В антрактах его можно было увидеть общающимся с представителями высшего света, «одалживающим пятерки у крупных промышленников, чтобы заплатить хористам и солистам и тем самым заставить их допеть второй акт»[134]
. Ради экономии нескольких фунтов он мог отправить итальянский хор в Дублин на старом, грязном углевозе. Когда Ардити упал в обморок в Чикаго, Мейплсон бросил его; жена узнала о болезни из телеграммы заботливой Патти. В мемуарах Мейплсон упоминает об этом эпизоде довольно грубо: «Останки Ардити». Этот попрошайка, скряга и сноб добивался своих целей благодаря хладнокровию, умению сохранять присутствие духа и томному обаянию игрока. «Я знал примадонн, врывавшихся в его кабинет в бешенстве, — отмечал Ардити, — клявшихся, что не выйдут оттуда без "маленького чека" или наличных денег, а когда те же дамы, пробыв в кабинете достаточно долго, чтобы он смог уделить им время, выходили, раздражение на их лицах сменялось выражением полной безмятежности. Внешне, во всяком случае, казалось, что они испытывали благодарность к Мейплсону за оказанную им честь удерживать заработанные их тяжким трудом деньги. Его манеры были совершенно неотразимы; не было на свете человека, способного более изящно и галантно и в то же время эффективно успокоить самого настойчивого кредитора…Это само по себе было искусством; однако еще больше значил тот факт, что Мейплсон, в отличие от Э. Т. Смита, был Музыкантом»[135]
.На самом деле в этом заключался последний довод Мейплсона: взывание к общим идеалам, когда все прочие доводы были исчерпаны, убеждало многих артистов, включая саму Патти, давать бенефисы в его пользу, в пользу собрата-музыканта, попавшего в беду.
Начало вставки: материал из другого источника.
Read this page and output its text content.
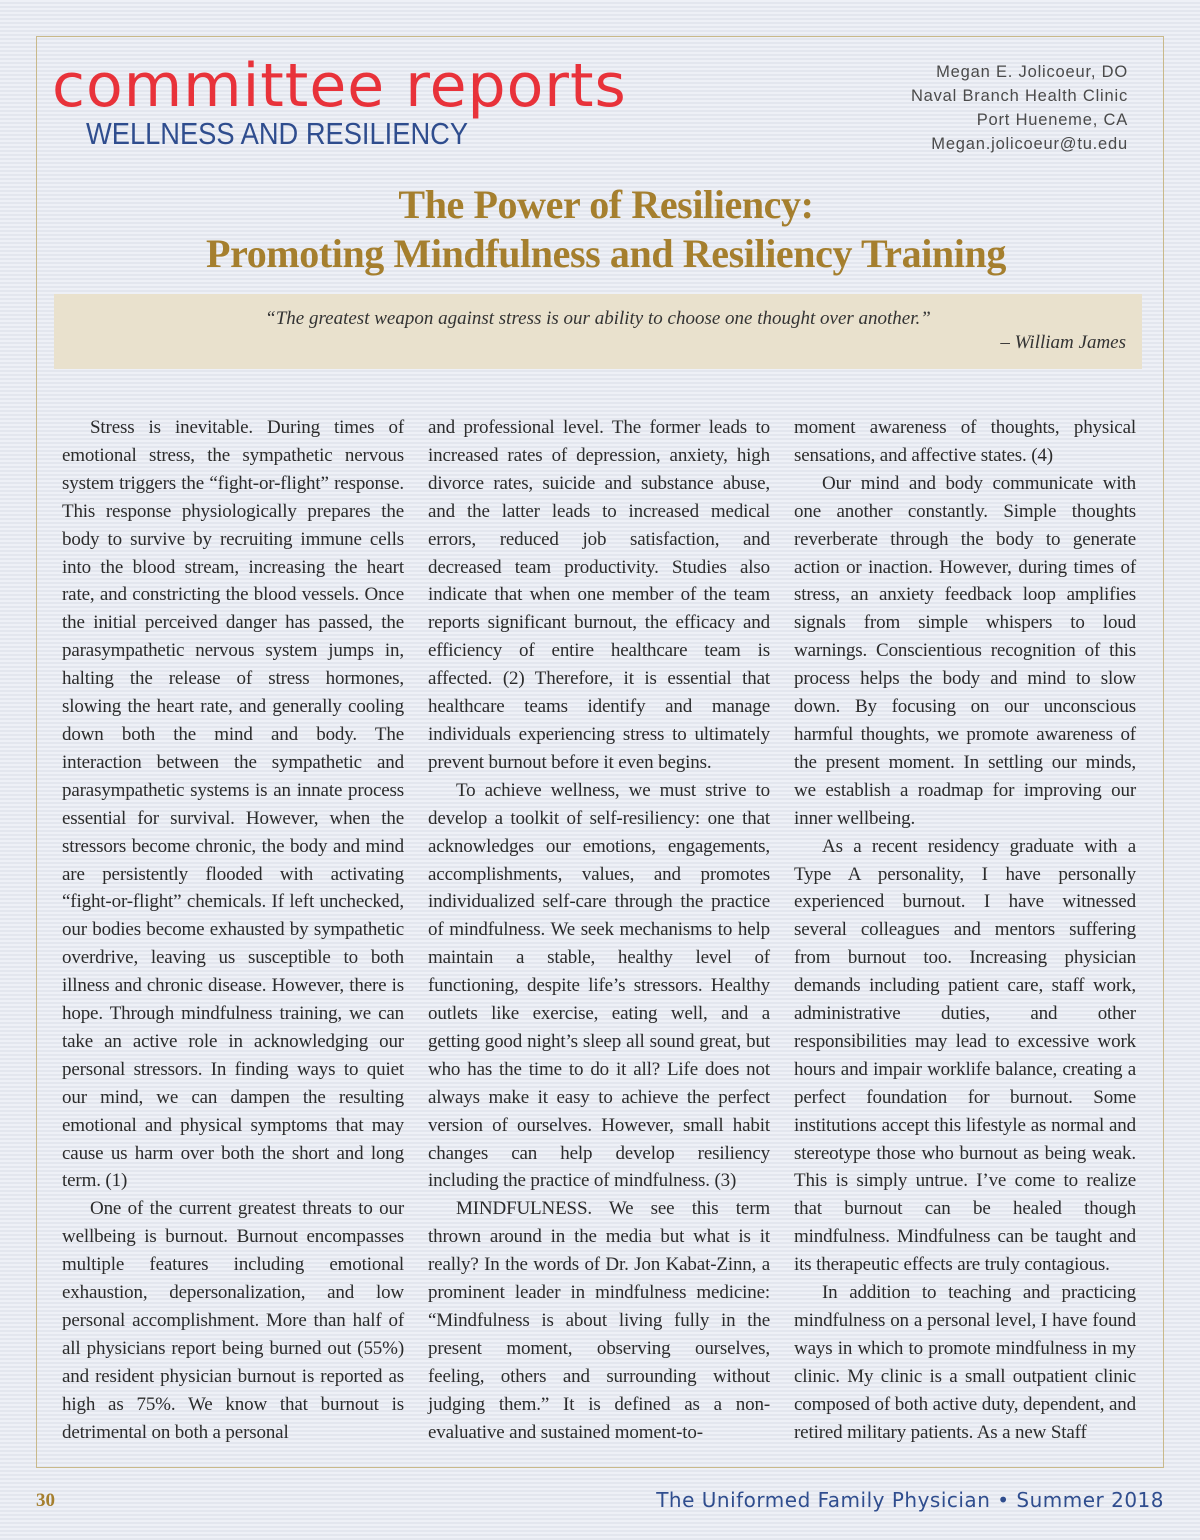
committee reports
WELLNESS AND RESILIENCY
Megan E. Jolicoeur, DO
Naval Branch Health Clinic
Port Hueneme, CA
Megan.jolicoeur@tu.edu
The Power of Resiliency:
Promoting Mindfulness and Resiliency Training
“The greatest weapon against stress is our ability to choose one thought over another.”
– William James

Stress is inevitable. During times of emotional stress, the sympathetic nervous system triggers the “fight-or-flight” response. This response physiologically prepares the body to survive by recruiting immune cells into the blood stream, increasing the heart rate, and constricting the blood vessels. Once the initial perceived danger has passed, the parasympathetic nervous system jumps in, halting the release of stress hormones, slowing the heart rate, and generally cooling down both the mind and body. The interaction between the sympathetic and parasympathetic systems is an innate process essential for survival. However, when the stressors become chronic, the body and mind are persistently flooded with activating “fight-or-flight” chemicals. If left unchecked, our bodies become exhausted by sympathetic overdrive, leaving us susceptible to both illness and chronic disease. However, there is hope. Through mindfulness training, we can take an active role in acknowledging our personal stressors. In finding ways to quiet our mind, we can dampen the resulting emotional and physical symptoms that may cause us harm over both the short and long term. (1)

One of the current greatest threats to our wellbeing is burnout. Burnout encompasses multiple features including emotional exhaustion, depersonalization, and low personal accomplishment. More than half of all physicians report being burned out (55%) and resident physician burnout is reported as high as 75%. We know that burnout is detrimental on both a personal

and professional level. The former leads to increased rates of depression, anxiety, high divorce rates, suicide and substance abuse, and the latter leads to increased medical errors, reduced job satisfaction, and decreased team productivity. Studies also indicate that when one member of the team reports significant burnout, the efficacy and efficiency of entire healthcare team is affected. (2) Therefore, it is essential that healthcare teams identify and manage individuals experiencing stress to ultimately prevent burnout before it even begins.

To achieve wellness, we must strive to develop a toolkit of self-resiliency: one that acknowledges our emotions, engagements, accomplishments, values, and promotes individualized self-care through the practice of mindfulness. We seek mechanisms to help maintain a stable, healthy level of functioning, despite life’s stressors. Healthy outlets like exercise, eating well, and a getting good night’s sleep all sound great, but who has the time to do it all? Life does not always make it easy to achieve the perfect version of ourselves. However, small habit changes can help develop resiliency including the practice of mindfulness. (3)

MINDFULNESS. We see this term thrown around in the media but what is it really? In the words of Dr. Jon Kabat-Zinn, a prominent leader in mindfulness medicine: “Mindfulness is about living fully in the present moment, observing ourselves, feeling, others and surrounding without judging them.” It is defined as a non-evaluative and sustained moment-to-

moment awareness of thoughts, physical sensations, and affective states. (4)

Our mind and body communicate with one another constantly. Simple thoughts reverberate through the body to generate action or inaction. However, during times of stress, an anxiety feedback loop amplifies signals from simple whispers to loud warnings. Conscientious recognition of this process helps the body and mind to slow down. By focusing on our unconscious harmful thoughts, we promote awareness of the present moment. In settling our minds, we establish a roadmap for improving our inner wellbeing.

As a recent residency graduate with a Type A personality, I have personally experienced burnout. I have witnessed several colleagues and mentors suffering from burnout too. Increasing physician demands including patient care, staff work, administrative duties, and other responsibilities may lead to excessive work hours and impair worklife balance, creating a perfect foundation for burnout. Some institutions accept this lifestyle as normal and stereotype those who burnout as being weak. This is simply untrue. I’ve come to realize that burnout can be healed though mindfulness. Mindfulness can be taught and its therapeutic effects are truly contagious.

In addition to teaching and practicing mindfulness on a personal level, I have found ways in which to promote mindfulness in my clinic. My clinic is a small outpatient clinic composed of both active duty, dependent, and retired military patients. As a new Staff

30	The Uniformed Family Physician • Summer 2018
При этом Мейплсон, ослепленный жадностью и сознанием собственного величия, оставался безразличным к их благополучию. Он возлагал вину за свои неудачи на публику, артистов и звезд — хотя ни он, ни какой-либо другой агент никогда не потеряли и пенса на Патти.
Музыковеды относят Мейплсона и, в меньшей степени, братьев Стракошей к творцам
Если бы Барнум не сказал, что «каждую минуту рождается идиот», эти слова произнес бы Мейплсон. В его операх на сцену с дешевыми декорациями выходила безразличная ко всему звезда в окружении неспевшихся артистов второго плана. Патти в его постановках скидывала туфли и уютно усаживалась на специально поставленный диван, чтобы спеть свою партию в предсмертном дуэте Анды и Радамеса. Драматическая сила оперы для агента-менеджера не значила ровным счетом ничего.
Подобные люди беспрепятственно правили оперой на протяжении двадцати лет, пока в 1888 году на смену Мейплсону в Лондоне не пришел некогда обучавшийся у него благородный Огастес Харрис. Ему удалось получить субсидии от аристократок, он заменил Патти Мелбой, разнообразил итальянские сезоны в Ковент-Гарден великими французскими и немецкими операми и — поскольку располагал собственными средствами — сломал порочную практику хищных агентов-менеджеров, сознательно отказавшись от комиссионных. Его друг Карл Роза, с не меньшей преданностью реформировавший практику оперных гастролей в Англии, умер в сорок семь лет. Это был золотой век славных голосов, расширения репертуара и зарождения чувства профессионального достоинства среди тех, кто стремился руководить национальными оперными театрами.